Versão alimentada pela própria
mitologia do arquiteto carioca, que
sempre divulgou a idéia de uma inspiração mimética para as curvas que
a sua mão traça com espontaneidade. Tal interpretação, no entanto,
não dá conta do sentido profundo
que há em sua obra, capaz de fazê-la
sobreviver ao tempo como uma das
mais importantes do século 20. Pois
é preciso notar que, para além de
uma facilidade superficial, sua obra
foca o cerne da crise moderna, incorporando o seu princípio trágico
de modo a tornar-se uma poderosa
imagem daquilo que entendemos
por "desencantamento do mundo".
Tomemos alguns dos exemplos
mais caros ao arquiteto, como os palácios de Brasília, a Universidade de
Constantine ou o Memorial da
América Latina. São projetos em
que a individualidade escultórica
dos edifícios radicaliza a sua condição de isolamento, aderindo à linha
do horizonte e reduzindo o espaço
ao plano bidimensional e infinito,
como que visto sempre em elevação.
Vem daí o seu caráter muito pouco urbano, em que o ambiente que
envolve as construções (como num
quadro de De Chirico) se torna uma
imensidão vazia e impenetrável.
Pode-se dizer que, do ponto de
vista espacial, a emergência histórica da modernidade está relacionada
ao colapso do "mundo barroco", à
medida que o impacto da sociedade
de massa vai inviabilizando aquela
fusão coreográfica entre construção
e espaço centrada no humanismo.
Difícil não ver, na arquitetura de
formas fechadas e coladas ao plano
do horizonte, feita por Niemeyer,
uma expressão dessa cisão moderna
(pouco ou nada barroca, por sinal).
Ocorre que, por outro lado, Niemeyer não explicita essa consciência trágica da modernidade através
de um expressionismo formal, daí a
sua originalidade. Ao contrário, os
seus edifícios buscam sempre o repouso junto ao chão, a quietude, sublimando, como mostra Sophia Telles, qualquer idéia de esforço envolvido na busca para se atingir a leveza
da forma. Coerentemente, reveste o
concreto com placas de mármore,
pastilhas ou tinta branca, retirando
da matéria qualquer carga expressiva ou referência à noção de processo, trabalho.

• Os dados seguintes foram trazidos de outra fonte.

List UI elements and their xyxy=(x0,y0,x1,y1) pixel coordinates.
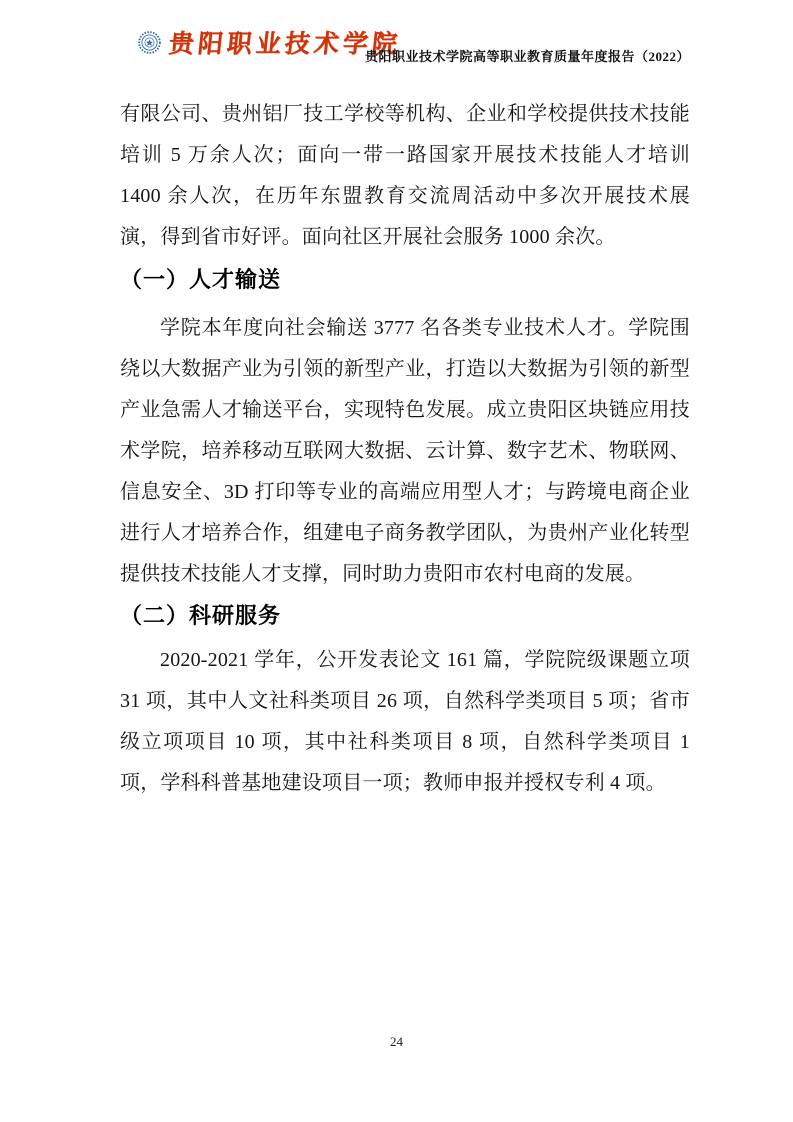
paragraph-talent-delivery: 学院本年度向社会输送 3777 名各类专业技术人才。学院围绕以大数据产业为引领的… xyxy=(120,308,690,595)
page-number: 24 xyxy=(390,1034,403,1049)
report-title-header: 贵阳职业技术学院高等职业教育质量年度报告（2022） xyxy=(365,46,690,65)
document-body: 有限公司、贵州铝厂技工学校等机构、企业和学校提供技术技能培训 5 万余人次；面向… xyxy=(120,94,690,804)
college-seal-icon xyxy=(138,31,161,54)
page-footer: 24 xyxy=(0,1034,793,1050)
page-header: 贵阳职业技术学院 贵阳职业技术学院高等职业教育质量年度报告（2022） xyxy=(0,0,793,90)
college-logo: 贵阳职业技术学院 xyxy=(138,24,401,60)
paragraph-research-service: 2020-2021 学年，公开发表论文 161 篇，学院院级课题立项 31 项，… xyxy=(120,640,690,804)
section-heading-talent-delivery: （一）人才输送 xyxy=(120,262,690,298)
paragraph-social-training: 有限公司、贵州铝厂技工学校等机构、企业和学校提供技术技能培训 5 万余人次；面向… xyxy=(120,94,690,258)
section-heading-research-service: （二）科研服务 xyxy=(120,598,690,634)
document-page: 贵阳职业技术学院 贵阳职业技术学院高等职业教育质量年度报告（2022） 有限公司… xyxy=(0,0,793,1122)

Daí o aspecto "surrealista" e atemporal de lugares como Brasília, que,
para Clarice Lispector, seria o ponto
de encontro improvável entre as
ruínas de uma civilização arcaica e a
visão futurista das crateras da lua.
Sem o recato lusitano, a arquitetura de Niemeyer é feita de gestos largos, orientados pela dimensão de
um mundo moderno que ela soube
muito bem encarnar e inaugurar.
Não apenas como expressão de uma
crise, mas também como a sua problematização, na forma de um paradoxo: a difícil separação entre construção e natureza, indivíduo e coletividade, sublimada a partir da experiência de um país que saltava para a modernidade sobre o vácuo da história.